A pandemia trocou as voltas a muitas famílias, mas a de Rui Filipe foi apanhada no meio do turbilhão.

Este cidadão angolano, de 49 anos, chegou a Portugal há seis meses com a mulher e a filha de oito anos. Em Luanda tinha uma vida estável, mas a situação económica do país agravou-se nos últimos anos e Rui acabou no desemprego.

“Se as fronteiras estivessem abertas já tinha regressado, mas acabei por ficar aqui preso”, desabafa à reportagem da Renascença.

Rui Filipe é gestor de logística, trabalhou numa empresa petrolífera. Há cinco anos passou por Portugal de férias, que o levaram ainda a Berlim e a Barcelona.

Agora, tenta refazer a vida por cá, mas foi apanhado no meio de uma pandemia. Arranjou um emprego que acabou ao fim de dois meses. “Comecei a trabalhar no dia 1 de março, mas, por causa do aumento dos casos, a empresa decidiu, em maio, entrar em ‘lay-off’ e rescindiram o meu contrato”, lamenta o gestor.

A família ficou sem qualquer fonte de rendimento. Há apenas poucos meses no país, Rui Filipe ficou a conhecer o projecto da junta de Rio de Mouro através da professora da filha, numa aula à distância. “Ela teve a preocupação de saber como estávamos e deu-me o número de telefone da junta, eu liguei e estão a dar-me apoio alimentar”, conta Rui Filipe.

O apoio da junta chegou muito rápido, o mais difícil está em arranjar um novo emprego. Em apenas um mês, Rui Filipe já foi a seis entrevistas, mas sai apenas com uma promessa, nada de concreto.

Restauração e construção civil são os setores mais afetados

Está uma longa fila à porta da loja onde decorre a distribuição dos kits alimentares. O espaço fica poucos metros abaixo do edifício da junta. Espalhadas pelo chão estão muitas caixas com arroz, massa, atum, cereais, leite. Pouco depois o espaço fica sem nada.

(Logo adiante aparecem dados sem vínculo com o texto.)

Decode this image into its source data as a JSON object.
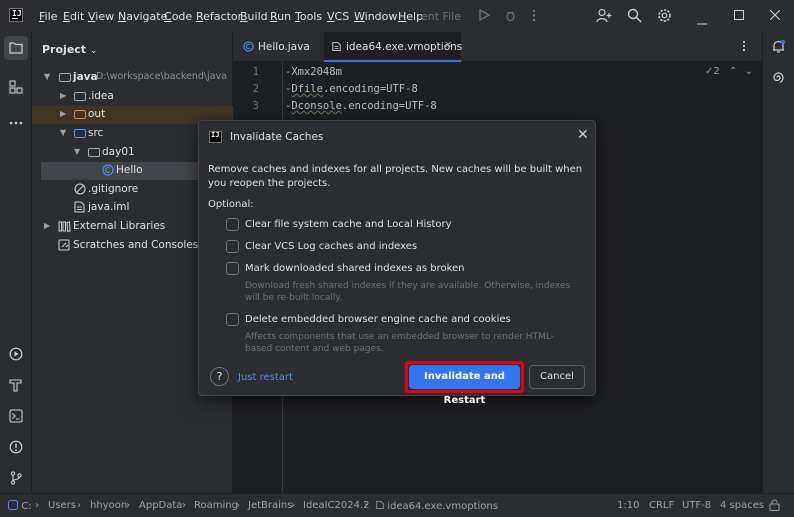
{
  "titlebar": {
    "menu": [
      {
        "label": "File",
        "u": "F",
        "rest": "ile"
      },
      {
        "label": "Edit",
        "u": "E",
        "rest": "dit"
      },
      {
        "label": "View",
        "u": "V",
        "rest": "iew"
      },
      {
        "label": "Navigate",
        "u": "N",
        "rest": "avigate"
      },
      {
        "label": "Code",
        "u": "C",
        "rest": "ode"
      },
      {
        "label": "Refactor",
        "u": "R",
        "rest": "efactor"
      },
      {
        "label": "Build",
        "u": "B",
        "rest": "uild"
      },
      {
        "label": "Run",
        "u": "R",
        "rest": "un"
      },
      {
        "label": "Tools",
        "u": "T",
        "rest": "ools"
      },
      {
        "label": "VCS",
        "u": "V",
        "rest": "CS"
      },
      {
        "label": "Window",
        "u": "W",
        "rest": "indow"
      },
      {
        "label": "Help",
        "u": "H",
        "rest": "elp"
      }
    ],
    "run_config": "ent File",
    "logo_text": "IJ"
  },
  "project": {
    "title": "Project",
    "tree": [
      {
        "label": "java",
        "sub": "D:\\workspace\\backend\\java"
      },
      {
        "label": ".idea"
      },
      {
        "label": "out"
      },
      {
        "label": "src"
      },
      {
        "label": "day01"
      },
      {
        "label": "Hello"
      },
      {
        "label": ".gitignore"
      },
      {
        "label": "java.iml"
      },
      {
        "label": "External Libraries"
      },
      {
        "label": "Scratches and Consoles"
      }
    ]
  },
  "editor": {
    "tabs": [
      {
        "label": "Hello.java"
      },
      {
        "label": "idea64.exe.vmoptions"
      }
    ],
    "inspection_count": "2",
    "lines": [
      {
        "num": "1",
        "text": "-Xmx2048m"
      },
      {
        "num": "2",
        "pre": "-",
        "under": "Dfile",
        "post": ".encoding=UTF-8"
      },
      {
        "num": "3",
        "pre": "-",
        "under": "Dconsole",
        "post": ".encoding=UTF-8"
      }
    ]
  },
  "dialog": {
    "title": "Invalidate Caches",
    "description": "Remove caches and indexes for all projects. New caches will be built when you reopen the projects.",
    "optional_label": "Optional:",
    "options": [
      {
        "label": "Clear file system cache and Local History",
        "checked": false
      },
      {
        "label": "Clear VCS Log caches and indexes",
        "checked": false
      },
      {
        "label": "Mark downloaded shared indexes as broken",
        "checked": false,
        "hint": "Download fresh shared indexes if they are available. Otherwise, indexes will be re-built locally."
      },
      {
        "label": "Delete embedded browser engine cache and cookies",
        "checked": false,
        "hint": "Affects components that use an embedded browser to render HTML-based content and web pages."
      }
    ],
    "help_label": "?",
    "just_restart": "Just restart",
    "primary_button": "Invalidate and Restart",
    "cancel_button": "Cancel"
  },
  "statusbar": {
    "breadcrumbs": [
      "C:",
      "Users",
      "hhyoon",
      "AppData",
      "Roaming",
      "JetBrains",
      "IdeaIC2024.2",
      "idea64.exe.vmoptions"
    ],
    "position": "1:10",
    "line_sep": "CRLF",
    "encoding": "UTF-8",
    "indent": "4 spaces"
  },
  "colors": {
    "accent": "#3574f0",
    "highlight": "#e8000b",
    "link": "#548af7",
    "background": "#1e1f22",
    "panel": "#2b2d30"
  }
}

Vânia Mourinha mostra à Renascença as prateleiras vazias e as arcas frigoríficas que a junta comprou para guardar os congelados, onde já só restam poucas embalagens de pescada. A assistente social na Junta de Freguesia de Rio de Mouro já perdeu a conta aos pedidos de ajuda que recebe todos os dias.

“Estas pessoas trabalhavam na restauração, na construção civil e ficaram sem qualquer rendimento. São orientadas para pedir o Rendimento Social de Inserção e acompanhamos todo esse processo”, refere.

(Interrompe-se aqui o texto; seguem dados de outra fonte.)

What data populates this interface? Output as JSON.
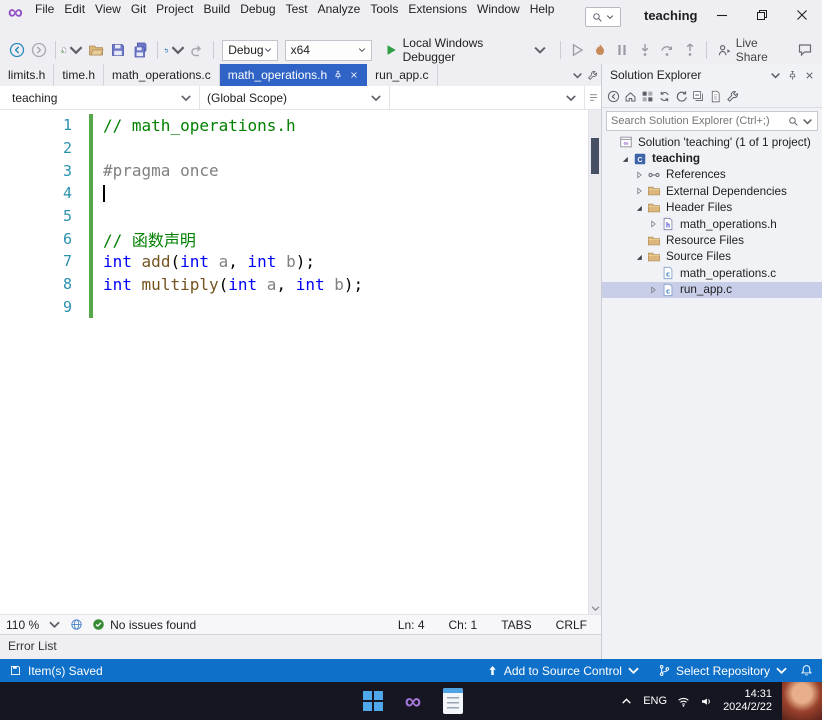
{
  "colors": {
    "active_tab": "#3063C6",
    "statusbar_blue": "#0E70C8",
    "success_green": "#388A34",
    "comment_green": "#008000",
    "keyword_blue": "#0000FF",
    "function_brown": "#74531F",
    "line_number_teal": "#2B91AF",
    "change_bar_green": "#57A64A",
    "taskbar_dark": "#151621"
  },
  "titlebar": {
    "title": "teaching",
    "menu": [
      "File",
      "Edit",
      "View",
      "Git",
      "Project",
      "Build",
      "Debug",
      "Test",
      "Analyze",
      "Tools",
      "Extensions",
      "Window",
      "Help"
    ],
    "icons": [
      "visual-studio-logo",
      "search",
      "chevron-down",
      "minimize",
      "restore",
      "close"
    ]
  },
  "toolbar": {
    "items": [
      {
        "type": "icon",
        "name": "navigate-back"
      },
      {
        "type": "icon",
        "name": "navigate-forward"
      },
      {
        "type": "sep"
      },
      {
        "type": "icon",
        "name": "new-file",
        "dropdown": true
      },
      {
        "type": "icon",
        "name": "open-file"
      },
      {
        "type": "icon",
        "name": "save"
      },
      {
        "type": "icon",
        "name": "save-all"
      },
      {
        "type": "sep"
      },
      {
        "type": "icon",
        "name": "undo",
        "dropdown": true
      },
      {
        "type": "icon",
        "name": "redo"
      },
      {
        "type": "sep"
      },
      {
        "type": "combo",
        "name": "solution-configuration",
        "value": "Debug"
      },
      {
        "type": "combo",
        "name": "solution-platform",
        "value": "x64"
      },
      {
        "type": "run",
        "name": "start-debugging",
        "label": "Local Windows Debugger"
      },
      {
        "type": "sep"
      },
      {
        "type": "icon",
        "name": "start-without-debugging"
      },
      {
        "type": "icon",
        "name": "hot-reload"
      },
      {
        "type": "icon",
        "name": "break-all"
      },
      {
        "type": "icon",
        "name": "step-into"
      },
      {
        "type": "icon",
        "name": "step-over"
      },
      {
        "type": "icon",
        "name": "step-out"
      },
      {
        "type": "sep"
      },
      {
        "type": "liveshare",
        "name": "live-share",
        "label": "Live Share"
      },
      {
        "type": "icon",
        "name": "feedback"
      }
    ]
  },
  "tabs": [
    {
      "label": "limits.h",
      "active": false
    },
    {
      "label": "time.h",
      "active": false
    },
    {
      "label": "math_operations.c",
      "active": false
    },
    {
      "label": "math_operations.h",
      "active": true
    },
    {
      "label": "run_app.c",
      "active": false
    }
  ],
  "editor": {
    "nav_project": "teaching",
    "nav_scope": "(Global Scope)",
    "nav_member": "",
    "lines": [
      {
        "n": 1,
        "changed": true,
        "tokens": [
          [
            "cm",
            "// math_operations.h"
          ]
        ]
      },
      {
        "n": 2,
        "changed": true,
        "tokens": []
      },
      {
        "n": 3,
        "changed": true,
        "tokens": [
          [
            "pp",
            "#pragma once"
          ]
        ]
      },
      {
        "n": 4,
        "changed": true,
        "caret": true,
        "tokens": []
      },
      {
        "n": 5,
        "changed": true,
        "tokens": []
      },
      {
        "n": 6,
        "changed": true,
        "tokens": [
          [
            "cm",
            "// 函数声明"
          ]
        ]
      },
      {
        "n": 7,
        "changed": true,
        "tokens": [
          [
            "kw",
            "int"
          ],
          [
            "pl",
            " "
          ],
          [
            "fn",
            "add"
          ],
          [
            "pl",
            "("
          ],
          [
            "kw",
            "int"
          ],
          [
            "pr",
            " a"
          ],
          [
            "pl",
            ", "
          ],
          [
            "kw",
            "int"
          ],
          [
            "pr",
            " b"
          ],
          [
            "pl",
            ");"
          ]
        ]
      },
      {
        "n": 8,
        "changed": true,
        "tokens": [
          [
            "kw",
            "int"
          ],
          [
            "pl",
            " "
          ],
          [
            "fn",
            "multiply"
          ],
          [
            "pl",
            "("
          ],
          [
            "kw",
            "int"
          ],
          [
            "pr",
            " a"
          ],
          [
            "pl",
            ", "
          ],
          [
            "kw",
            "int"
          ],
          [
            "pr",
            " b"
          ],
          [
            "pl",
            ");"
          ]
        ]
      },
      {
        "n": 9,
        "changed": true,
        "tokens": []
      }
    ],
    "status": {
      "zoom": "110 %",
      "issues": "No issues found",
      "ln": "Ln: 4",
      "ch": "Ch: 1",
      "tabs": "TABS",
      "eol": "CRLF"
    }
  },
  "error_list_label": "Error List",
  "solution_explorer": {
    "title": "Solution Explorer",
    "search_placeholder": "Search Solution Explorer (Ctrl+;)",
    "header_icons": [
      "chevron-down",
      "pin",
      "close"
    ],
    "toolbar_icons": [
      "back",
      "home",
      "switch-views",
      "sync-active-document",
      "refresh",
      "collapse-all",
      "show-all-files",
      "properties"
    ],
    "tree": [
      {
        "label": "Solution 'teaching' (1 of 1 project)",
        "indent": 0,
        "icon": "solution",
        "arrow": "none"
      },
      {
        "label": "teaching",
        "indent": 1,
        "icon": "project",
        "arrow": "expanded",
        "bold": true
      },
      {
        "label": "References",
        "indent": 2,
        "icon": "references",
        "arrow": "collapsed"
      },
      {
        "label": "External Dependencies",
        "indent": 2,
        "icon": "folder",
        "arrow": "collapsed"
      },
      {
        "label": "Header Files",
        "indent": 2,
        "icon": "folder",
        "arrow": "expanded"
      },
      {
        "label": "math_operations.h",
        "indent": 3,
        "icon": "file-h",
        "arrow": "collapsed"
      },
      {
        "label": "Resource Files",
        "indent": 2,
        "icon": "folder",
        "arrow": "none"
      },
      {
        "label": "Source Files",
        "indent": 2,
        "icon": "folder",
        "arrow": "expanded"
      },
      {
        "label": "math_operations.c",
        "indent": 3,
        "icon": "file-c",
        "arrow": "none"
      },
      {
        "label": "run_app.c",
        "indent": 3,
        "icon": "file-c",
        "arrow": "collapsed",
        "selected": true
      }
    ]
  },
  "app_statusbar": {
    "left": "Item(s) Saved",
    "add_source_control": "Add to Source Control",
    "select_repository": "Select Repository"
  },
  "taskbar": {
    "language": "ENG",
    "time": "14:31",
    "date": "2024/2/22"
  }
}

A junta tem um programa de apoio alimentar às famílias carenciadas que conta com financiamento da União Europeia, mas agora vai agora ser alargado.

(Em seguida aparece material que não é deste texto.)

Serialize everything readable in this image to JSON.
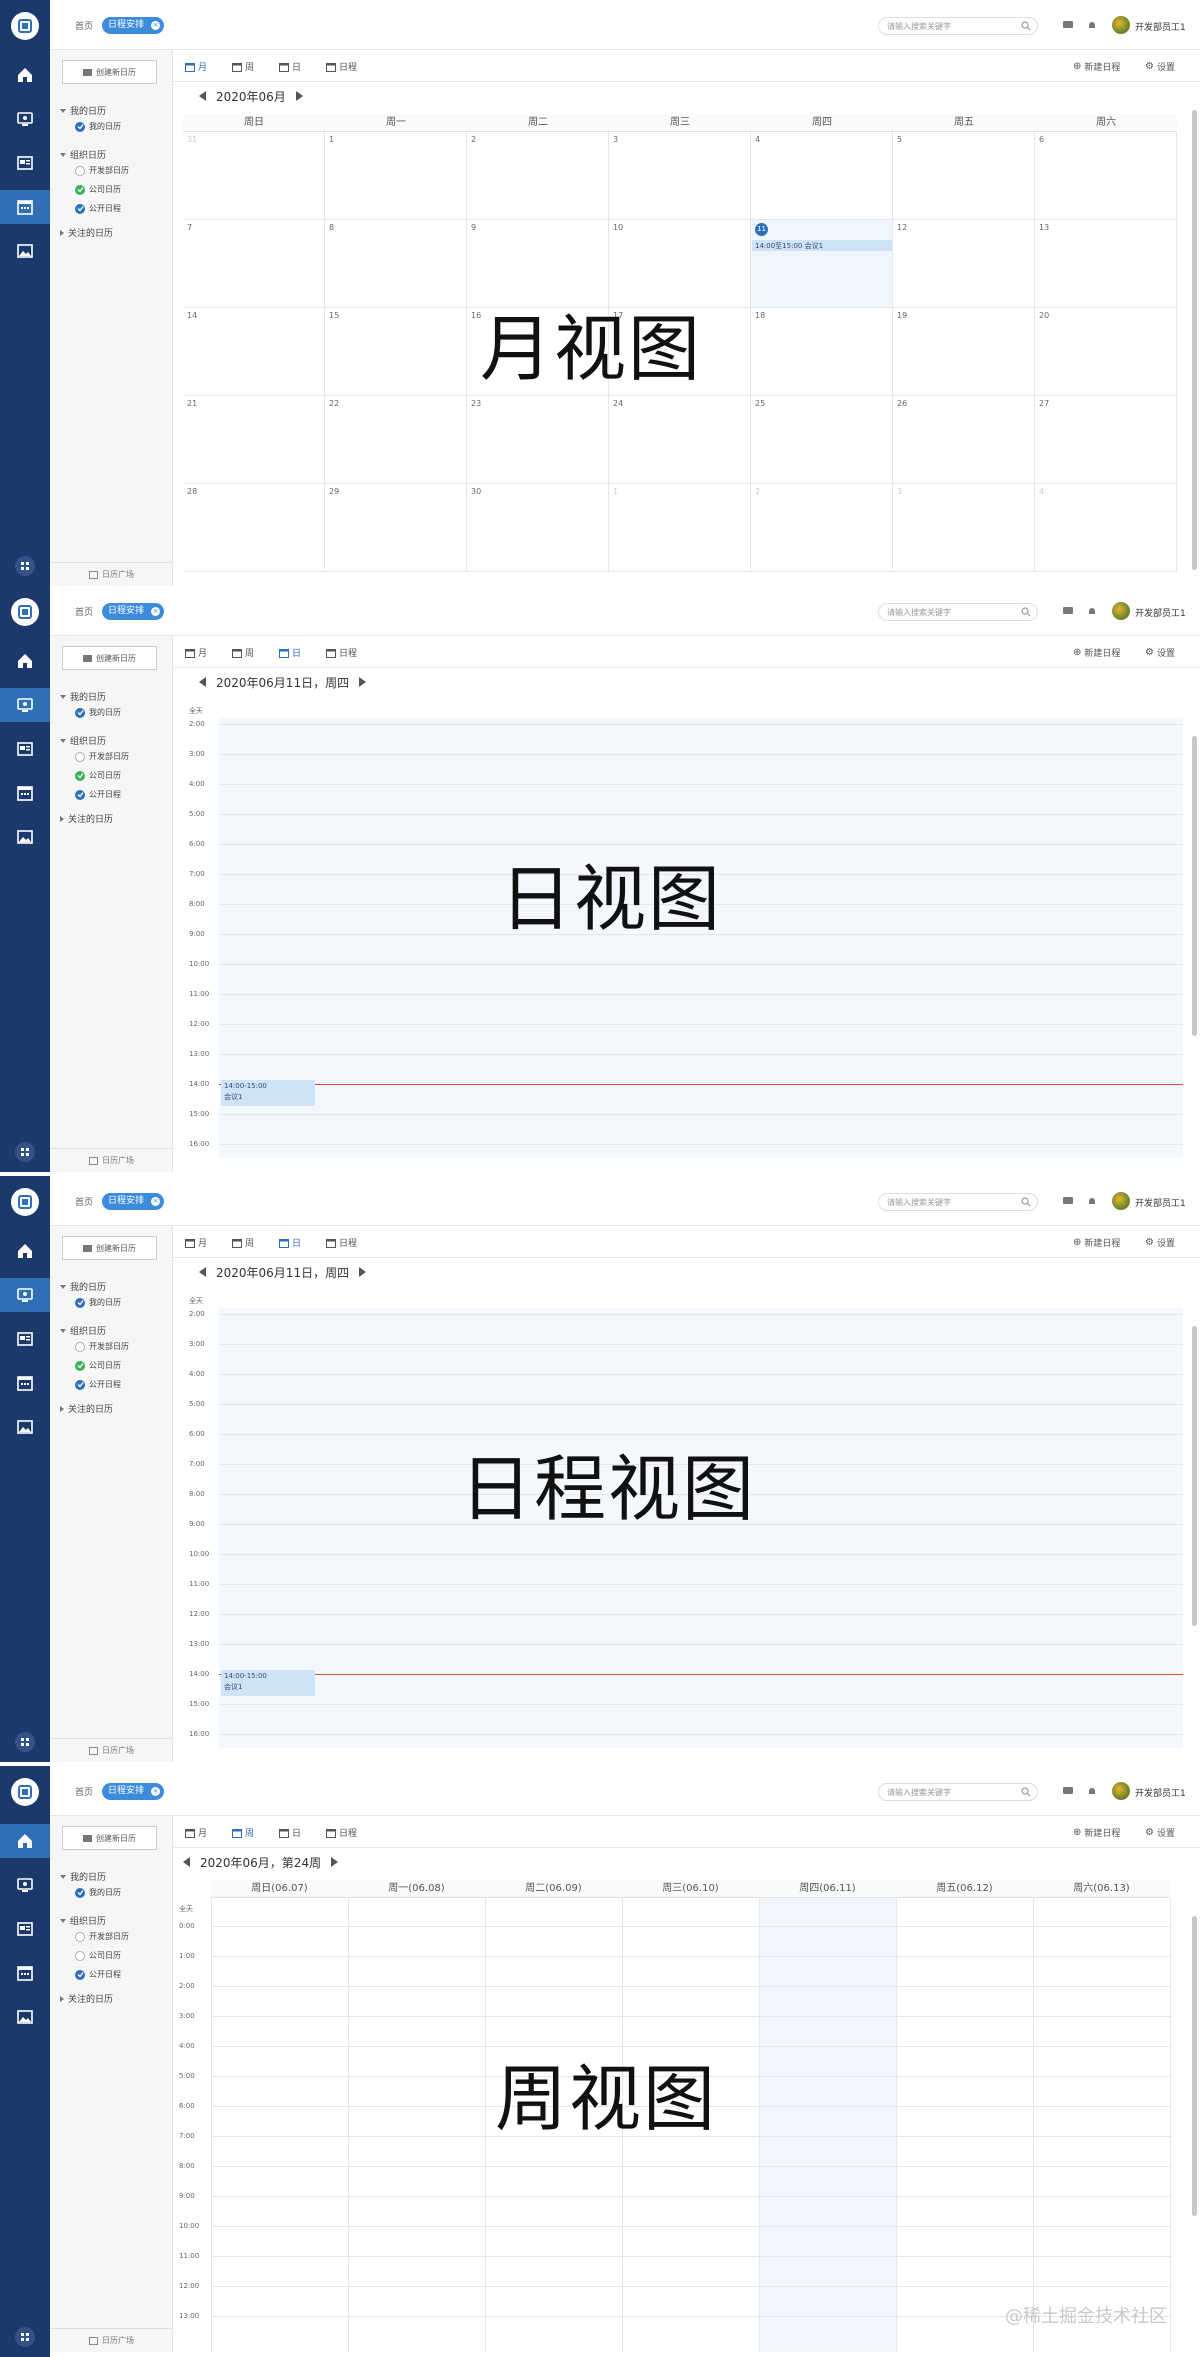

“Tendo em conta a situação de pandemia, houve um aumento de mais de 50% e agora podemos apoiar 542 famílias”, explica Vânia Mourinha.

Para além dos alimentos secos, como o arroz, a massa, os cereais, este kit de emergência traz também produtos congelados, legumes, carne e peixe. Estes cabazes de alimentos são entregues todos os meses, mas os produtos frescos são distribuídos de 15 em 15 dias.